Summertime heat will traverse the country through this weekend as a trough digs down into the western US, leading to a ridge of high pressure to the east. Early next week, a large area of high pressure will develop off the East Coast. Known as the ‘Bermuda High’ due to its location, it will pump heat and humidity up the coast and into the Northeast, allowing for potentially multiple days of high temperatures in the 90s.
This Wednesday, the heat will be situated over the western US before the trough that moves in this weekend. Much of the region will feel temperatures 5 to 15 degrees above average, but some locations in the intermountain West will be as warm as 35 degrees above normal. The only locations in the West that will be cooler than normal is the Pacific Northwest coast, where temperatures will generally be 5 to 10 degrees below average. Across the rest of the nation, it will be rather seasonable, with temperatures around 5 degrees within normal.
On Thursday, the effects of that trough will be felt as the heat shifts to the Plains. Now it’s the midsection of the country that will feel the high temperatures, specifically the Northern Plains where high temperatures may break records and reach levels of up to 30 degrees above normal. The remainder of the Central US can expect highs mainly up to 15 degrees above normal. To the east, temperatures will remain seasonable, although New York state and northern New England will be quite chilly with temperatures as much as 25 degrees below-average due to the cold front, which may bring severe storms on Wednesday. Temperatures will be variable across the West. Highs will be up to 15 degrees above average in the Southwest, while up to 10 degrees below-average in the Northwest.
Below normal temperatures will then dominate the western US on Friday thanks to the trough. Besides a sneaky area of warmth relative to average from the Sierra Nevada through the central Rocky Mountains, temperatures will generally be 5 to 10 degrees cooler relative to normal. The heat will continue to drift to the east. The warmest of temperatures compared to average will now shift to the Central Plains and Midwest. Highs will mainly be 10 to 15 degrees above average in these areas. Across the rest of the central third of the US, highs will be up to 10 degrees above average. The East Coast will remain seasonable — until this weekend.
This weekend, Father’s Day weekend, will become hot for the eastern US. A widespread area of temperatures 10 to 20 degrees above average will be commonplace across the Central Plains and Midwest once again. Nearly half of the nation is forecast to feel highs in the 90s on Saturday. The rest of the eastern two-thirds of the country will be several degrees warmer than average unless you’re along the Gulf Coast due to Invest 91L. That’s where highs will be seasonably cool.
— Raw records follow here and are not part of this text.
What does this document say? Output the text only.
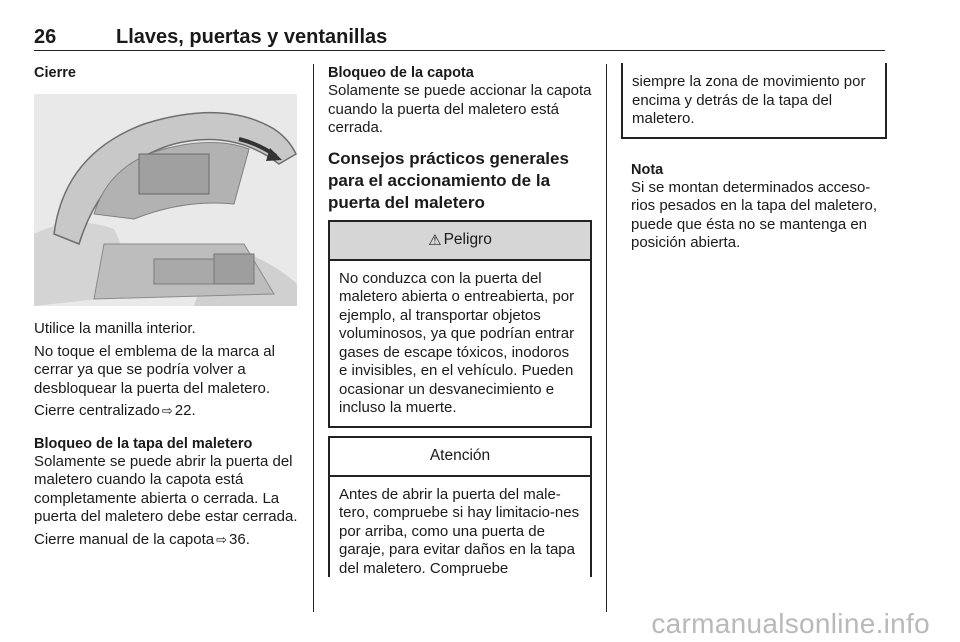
26	Llaves, puertas y ventanillas
Cierre

Utilice la manilla interior.

No toque el emblema de la marca al cerrar ya que se podría volver a desbloquear la puerta del maletero.

Cierre centralizado ⇨ 22.

Bloqueo de la tapa del maletero

Solamente se puede abrir la puerta del maletero cuando la capota está completamente abierta o cerrada. La puerta del maletero debe estar cerrada.

Cierre manual de la capota ⇨ 36.

Bloqueo de la capota

Solamente se puede accionar la capota cuando la puerta del maletero está cerrada.

Consejos prácticos generales para el accionamiento de la puerta del maletero
⚠ Peligro

No conduzca con la puerta del maletero abierta o entreabierta, por ejemplo, al transportar objetos voluminosos, ya que podrían entrar gases de escape tóxicos, inodoros e invisibles, en el vehículo. Pueden ocasionar un desvanecimiento e incluso la muerte.

Atención

Antes de abrir la puerta del male-tero, compruebe si hay limitacio-nes por arriba, como una puerta de garaje, para evitar daños en la tapa del maletero. Compruebe

siempre la zona de movimiento por encima y detrás de la tapa del maletero.

Nota

Si se montan determinados acceso-rios pesados en la tapa del maletero, puede que ésta no se mantenga en posición abierta.

carmanualsonline.info
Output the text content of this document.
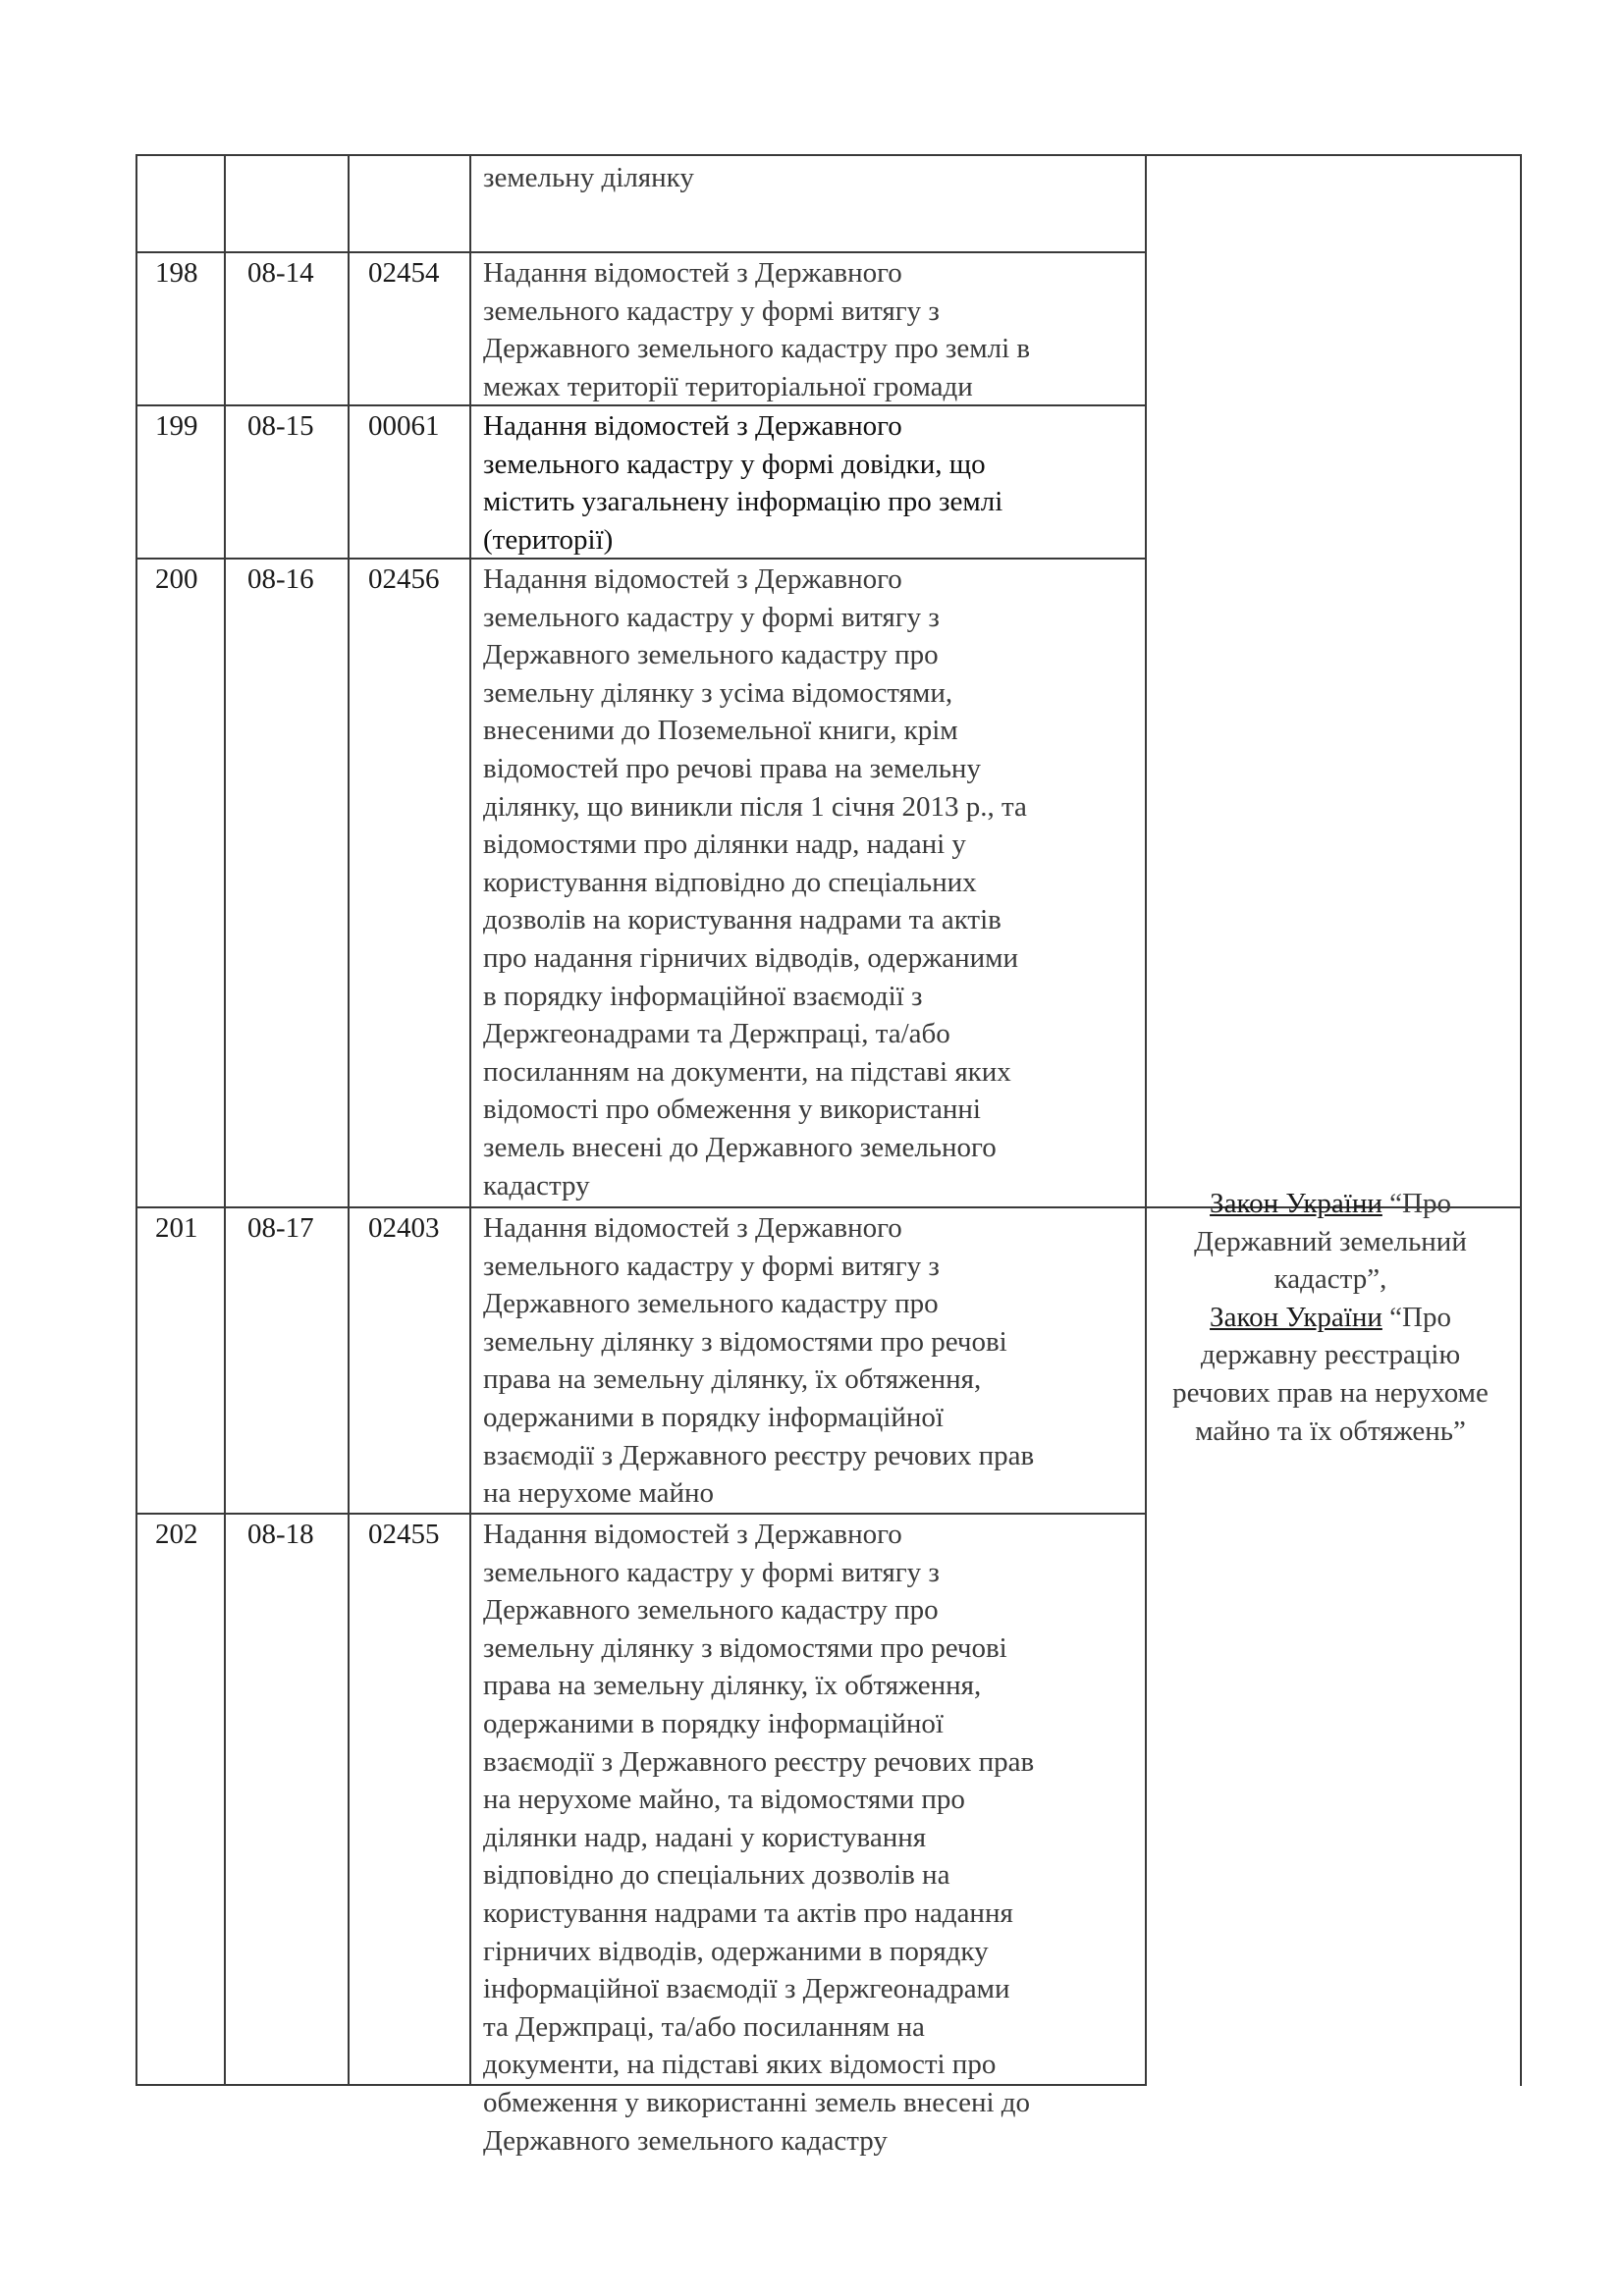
земельну ділянку
198 08-14 02454 Надання відомостей з Державного
земельного кадастру у формі витягу з
Державного земельного кадастру про землі в
межах території територіальної громади
199 08-15 00061 Надання відомостей з Державного
земельного кадастру у формі довідки, що
містить узагальнену інформацію про землі
(території)
200 08-16 02456 Надання відомостей з Державного
земельного кадастру у формі витягу з
Державного земельного кадастру про
земельну ділянку з усіма відомостями,
внесеними до Поземельної книги, крім
відомостей про речові права на земельну
ділянку, що виникли після 1 січня 2013 р., та
відомостями про ділянки надр, надані у
користування відповідно до спеціальних
дозволів на користування надрами та актів
про надання гірничих відводів, одержаними
в порядку інформаційної взаємодії з
Держгеонадрами та Держпраці, та/або
посиланням на документи, на підставі яких
відомості про обмеження у використанні
земель внесені до Державного земельного
кадастру
201 08-17 02403 Надання відомостей з Державного
земельного кадастру у формі витягу з
Державного земельного кадастру про
земельну ділянку з відомостями про речові
права на земельну ділянку, їх обтяження,
одержаними в порядку інформаційної
взаємодії з Державного реєстру речових прав
на нерухоме майно
202 08-18 02455 Надання відомостей з Державного
земельного кадастру у формі витягу з
Державного земельного кадастру про
земельну ділянку з відомостями про речові
права на земельну ділянку, їх обтяження,
одержаними в порядку інформаційної
взаємодії з Державного реєстру речових прав
на нерухоме майно, та відомостями про
ділянки надр, надані у користування
відповідно до спеціальних дозволів на
користування надрами та актів про надання
гірничих відводів, одержаними в порядку
інформаційної взаємодії з Держгеонадрами
та Держпраці, та/або посиланням на
документи, на підставі яких відомості про
обмеження у використанні земель внесені до
Державного земельного кадастру
Закон України “Про
Державний земельний
кадастр”,
Закон України “Про
державну реєстрацію
речових прав на нерухоме
майно та їх обтяжень”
It will also be cooler than normal across the West thanks to the tropical moisture from Bud beginning to stream in. These clouds and showers associated with the remnants of then-Hurricane Bud will put on a lid on the temperatures.
Then on Sunday, highs in the upper 80s to the 90s will stream into the Northeast, which is generally 10 degrees above-average. To the west, the Midwest and Great Lakes will really be feeling the heat, with temperatures up to 25 degrees above-average. It will be quite difficult to not find high temperatures in the 90s east of the Continental Divide, unless you’re in the Dakotas and northern Minnesota. Meanwhile across the West, it will be a stark contrast with widespread high temperatures 5 to 15 degrees below normal.
This trough will continue to erode the warmth, this time in the Plains. Temperatures in this part of the US will be variable, with temperatures around 5 degrees within average on Monday. Despite this cool down, it will still be hot in many areas as it is summer after all. The only areas experiencing above-average temperatures in the West will be the Pacific Northwest. Meanwhile in the Northeast, the heat will dominate and peak in intensity for the region. Highs will be 5 to at least 15 degrees above-average. That translates to actual high temperatures in the low to mid 90s for many, including the major cities in the I-95 corridor. It will also be humid, with heat indexes rising into the 100s. Record highs will also be challenged, including the daily record high of 94 degrees in Boston. Our current forecast calls for a high temperature of 92 degrees. Across remaining areas, temperatures will closer to normal but it will be hot with highs in the 90s at most locations in the Southern Plains, Southeast, and Ohio River Valley.
Temperatures will begin to come back toward average nationwide as the week moves on. A cold front coming in from the north will continue to usher in cooler yet seasonable air to the Northern Tier, including northern portions of the Northeast. Temperatures will be up to 10 degrees above-average in the Mid-Atlantic. Much of the West will also remain cool, with highs mainly up to 10 degrees below average, except for the Pacific Northwest. Highs in this region will be up to 30 degree above-average due to a huge ridge over western Canada.